La question n’est pas pour nous d’opposer le privé au public mais de soutenir les services publics comme une condition essentielle au XXIème siècle pour produire des richesses, répondre aux besoins, participer du bon fonctionnement de l’économie du pays tout en contribuant à la cohésion sociale…
C’est ainsi qu’il faut penser les services publics et non pas avec une vision à courte vue de gestionnaires de l’austérité !
C’est ainsi qu’aurait dû être pensée la réforme territoriale et celle de l’État qui en découle.
C’est pourquoi nous devons continuer nos campagnes pour combattre les idées fausses et promouvoir les services publics.
Car ils participent de la création de cet « imaginaire commun » que j’évoquais précédemment. Dans notre livre sur les fonctionnaires, Stéphane Rozès a donné cette définition : « Dans l’imaginaire national, la Fonction publique est quelque chose qui porte l’intérêt général, qui pose la question du moyen et du long terme, qui porte l’investissement que fait une nation pour son avenir » (Stéphane Rozès dans le livre de la FSU « Fonctionnaires ? Quelle idée ! »)
Bien sûr, il n’y a pas de Fonction publique sans ses agents, titulaires comme non titulaires. C’est 20% de l’emploi du pays.

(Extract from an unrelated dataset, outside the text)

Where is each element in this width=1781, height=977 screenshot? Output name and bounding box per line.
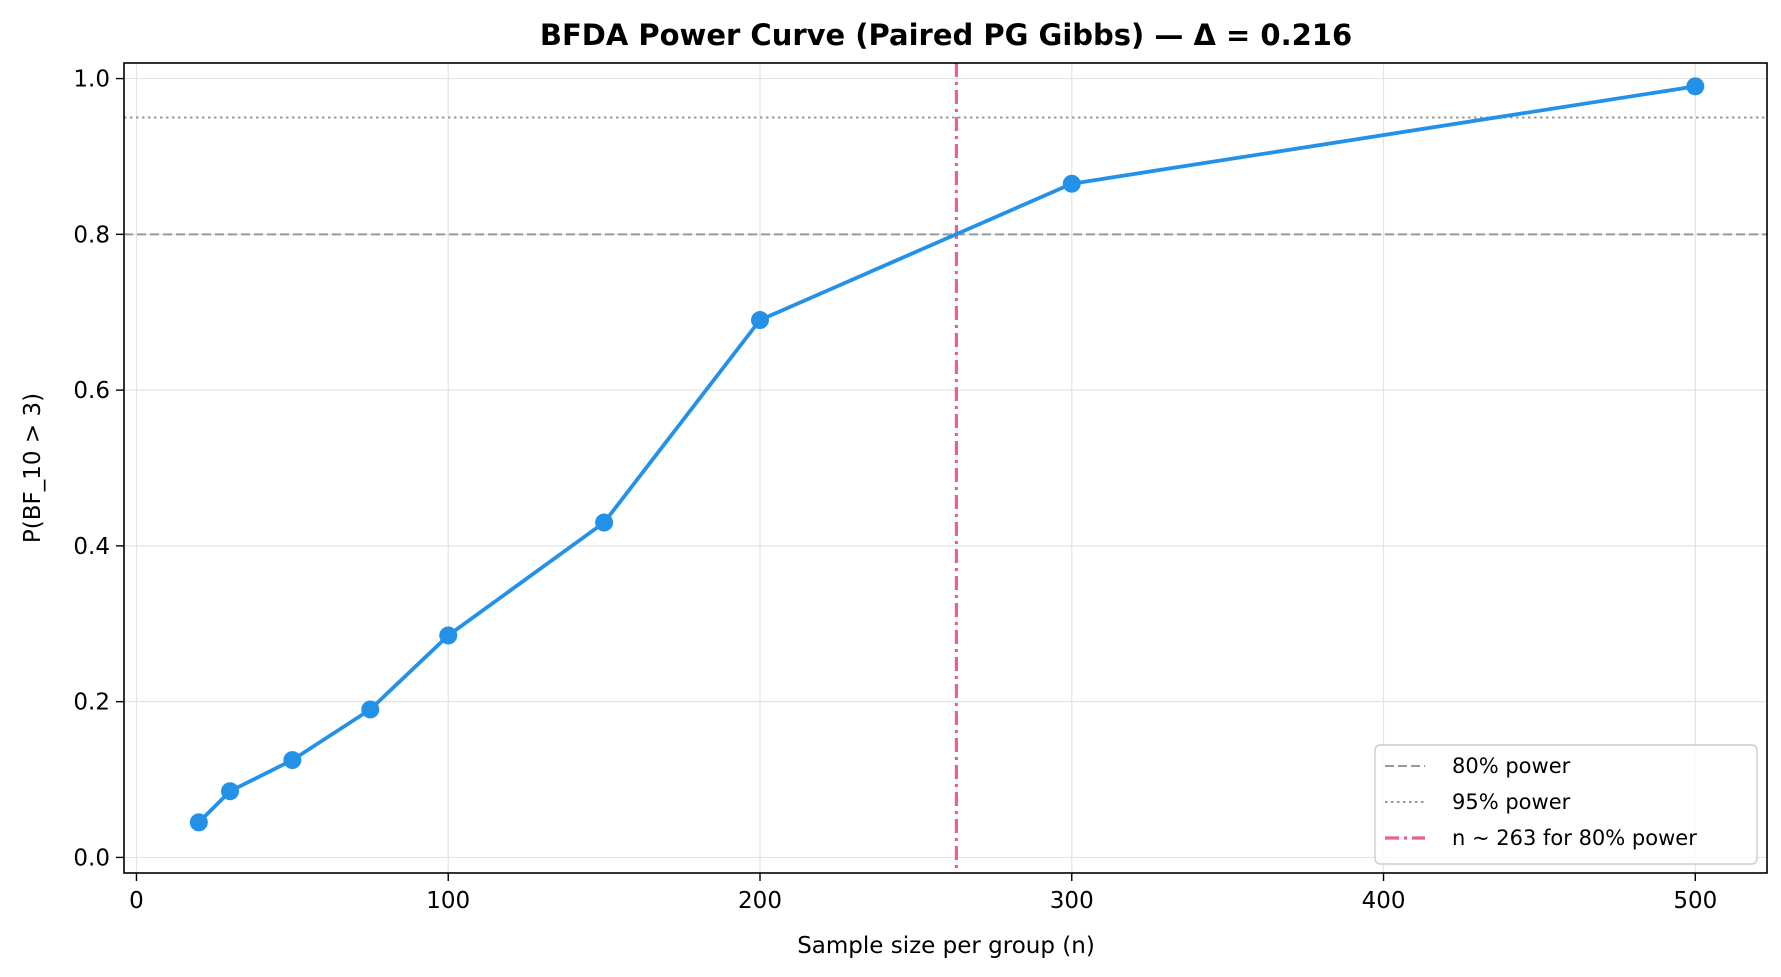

Les attentes sont fortes : missions, métiers, conditions de travail, salaires, reconnaissance… Car l’image du fonctionnaire privilégié colle mal à la réalité : 20% d’agents au niveau du SMIC, 76% d’agents de la territoriale en catégorie C, les femmes et les jeunes étant les plus touchés par les bas salaires, des salaires enseignants en régression alors qu’ils augmentent dans les autres pays de l’OCDE, des inégalités salariales entre les femmes et les hommes de l’ordre de 15 à 20%, dégradation des conditions de travail, y compris du fait de la réforme territoriale, 20% d’agents non titulaires… A cet égard, la FSU continue de dire que le protocole Sauvadet, même en étant prolongé, ne suffira pas, et elle demande à la Ministre de la Fonction publique d’ouvrir des discussions afin de permettre la titularisation de toutes et tous. Il nous faudra pour cela poursuivre nos actions engagées à l’automne dernier.

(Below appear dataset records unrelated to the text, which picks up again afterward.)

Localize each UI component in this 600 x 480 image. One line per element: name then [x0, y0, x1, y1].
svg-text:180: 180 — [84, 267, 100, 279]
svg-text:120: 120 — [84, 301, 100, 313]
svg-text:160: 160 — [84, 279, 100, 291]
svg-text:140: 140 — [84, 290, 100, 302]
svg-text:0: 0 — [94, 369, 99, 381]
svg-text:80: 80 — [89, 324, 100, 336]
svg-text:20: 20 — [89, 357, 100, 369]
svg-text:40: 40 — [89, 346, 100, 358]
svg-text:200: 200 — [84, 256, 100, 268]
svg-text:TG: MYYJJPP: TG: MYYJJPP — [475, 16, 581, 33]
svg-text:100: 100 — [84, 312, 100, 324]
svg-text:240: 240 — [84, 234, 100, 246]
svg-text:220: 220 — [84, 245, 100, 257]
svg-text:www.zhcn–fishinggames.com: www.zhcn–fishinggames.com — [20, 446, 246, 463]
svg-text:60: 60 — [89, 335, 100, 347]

Aujourd’hui, les diverses mesures annoncées pour les agents restent insuffisantes, notamment au regard des pertes de pouvoir d’achat. Les efforts imposés sont importants depuis 2000 : une réduction du pouvoir d’achat de l’équivalent de deux mois de salaire par an. Ces mesures d’austérité sont présentées comme un mal nécessaire à la relance économique et au recul du chômage. Or, après 5 années de blocage de la valeur du point d’indice, qui ont rapporté 7 milliards d’économie, l’échec est patent.
C’est pourquoi, après avoir signé PPCR, où nous avons imposé, entre autre, un rendez-vous salarial qui aura bien lieu fin février, nous avons pris l’initiative, dès le mois d’octobre 2015, de réunir toutes les forces syndicales afin de peser sur ce rendez-vous. Sans succès. Et si les conditions dans lesquelles la journée du 26 janvier a été lancée n’ont pas permis à l’ensemble de la FSU de s’y retrouver, il va de soi que nous sommes bien toujours déterminés à obtenir de réelles améliorations pour tous les agents : dégel du point, augmentation du point, mesures de rattrapage…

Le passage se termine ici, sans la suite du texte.